Udienza sul fotovoltaico, due ministeri tra le parti civili

18 Maggio 2016

PIZZOFERRATO. Salgono a tre le parti civili nel processo per l’impianto fotovoltaico realizzato in località Piana del Mulino e denominato “Vigne e Turchi”. Nell’udienza di lunedì pomeriggio, si è...
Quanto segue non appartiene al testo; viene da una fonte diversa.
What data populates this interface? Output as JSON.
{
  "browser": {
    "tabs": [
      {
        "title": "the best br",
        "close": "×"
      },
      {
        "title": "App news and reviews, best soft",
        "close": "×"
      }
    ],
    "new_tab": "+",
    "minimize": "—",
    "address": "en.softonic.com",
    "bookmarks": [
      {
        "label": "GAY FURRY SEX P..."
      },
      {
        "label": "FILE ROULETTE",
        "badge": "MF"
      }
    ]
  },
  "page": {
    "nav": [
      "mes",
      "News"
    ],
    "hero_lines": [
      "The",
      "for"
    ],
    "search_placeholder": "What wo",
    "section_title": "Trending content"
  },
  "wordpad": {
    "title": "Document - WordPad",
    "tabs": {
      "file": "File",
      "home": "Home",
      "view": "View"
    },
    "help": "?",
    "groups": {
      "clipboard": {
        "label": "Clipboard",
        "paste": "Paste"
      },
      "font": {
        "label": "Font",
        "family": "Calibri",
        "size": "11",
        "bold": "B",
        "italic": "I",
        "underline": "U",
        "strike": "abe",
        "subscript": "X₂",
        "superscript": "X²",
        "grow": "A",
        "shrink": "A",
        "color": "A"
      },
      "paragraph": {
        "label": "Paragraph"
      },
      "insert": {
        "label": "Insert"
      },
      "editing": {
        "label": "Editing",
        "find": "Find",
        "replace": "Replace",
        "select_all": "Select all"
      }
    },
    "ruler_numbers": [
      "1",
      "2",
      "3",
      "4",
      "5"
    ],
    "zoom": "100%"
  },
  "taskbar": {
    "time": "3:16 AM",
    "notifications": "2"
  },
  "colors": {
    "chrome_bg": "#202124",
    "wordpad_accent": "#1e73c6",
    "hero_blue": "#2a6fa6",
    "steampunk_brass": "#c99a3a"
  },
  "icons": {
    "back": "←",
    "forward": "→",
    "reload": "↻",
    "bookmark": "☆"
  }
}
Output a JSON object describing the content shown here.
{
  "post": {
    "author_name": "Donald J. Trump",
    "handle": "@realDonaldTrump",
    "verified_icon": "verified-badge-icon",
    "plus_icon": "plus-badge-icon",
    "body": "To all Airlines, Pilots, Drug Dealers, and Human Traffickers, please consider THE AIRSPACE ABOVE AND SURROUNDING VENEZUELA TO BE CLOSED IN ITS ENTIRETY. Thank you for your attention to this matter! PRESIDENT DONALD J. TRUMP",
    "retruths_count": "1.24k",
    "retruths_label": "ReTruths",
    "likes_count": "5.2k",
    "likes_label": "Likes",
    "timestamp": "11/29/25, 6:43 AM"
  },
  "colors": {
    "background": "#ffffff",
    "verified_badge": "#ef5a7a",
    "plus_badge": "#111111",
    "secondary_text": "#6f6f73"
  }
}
PIZZOFERRATO. Salgono a tre le parti civili nel processo per l’impianto fotovoltaico realizzato in località Piana del Mulino e denominato “Vigne e Turchi”. Nell’udienza di lunedì pomeriggio, si è aggiunto il ministero per i Beni e le attività culturali tra le parti civili del processo che vedeva già costituiti il Comune di Pizzoferrato, rappresentato dall’avvocato Diana Peschi e che ha chiesto danni per un milione di euro, e il ministero dell’Ambiente. Gli imputati, tra cui l’ex sindaco del paese, Nicola Tarantini, il responsabile dell’ufficio tecnico comunale tra il 2012 e il 2013, i rappresentati della società lucana che ha realizzato l’impianto, la AgriEnergie, e il direttore dei lavori rispondono di reati ambientali e urbanistici. Avrebbero costruito, alla fine del 2012, un impianto fotovoltaico da due megawatt in una zona sottoposta a vincoli e smantellando un’area sportiva di dieci ettari, attrezzata per la valorizzazione del fiume Sangro e realizzata precedentemente con soldi pubblici. Non solo, avrebbero anche fatto risultare che erano due gli impianti, da un mega watt l’uno e contigui tra loro: questo per evitare di sottoporre le opere alla Via (Valutazione di impatto ambientale) regionale e a procedure più complesse e lunghe nella ricerca e nell’ottenimento delle autorizzazioni. L’area è ancora sequestrata. La prossima udienza del processo è fissata al 4 ottobre. (t.d.r.)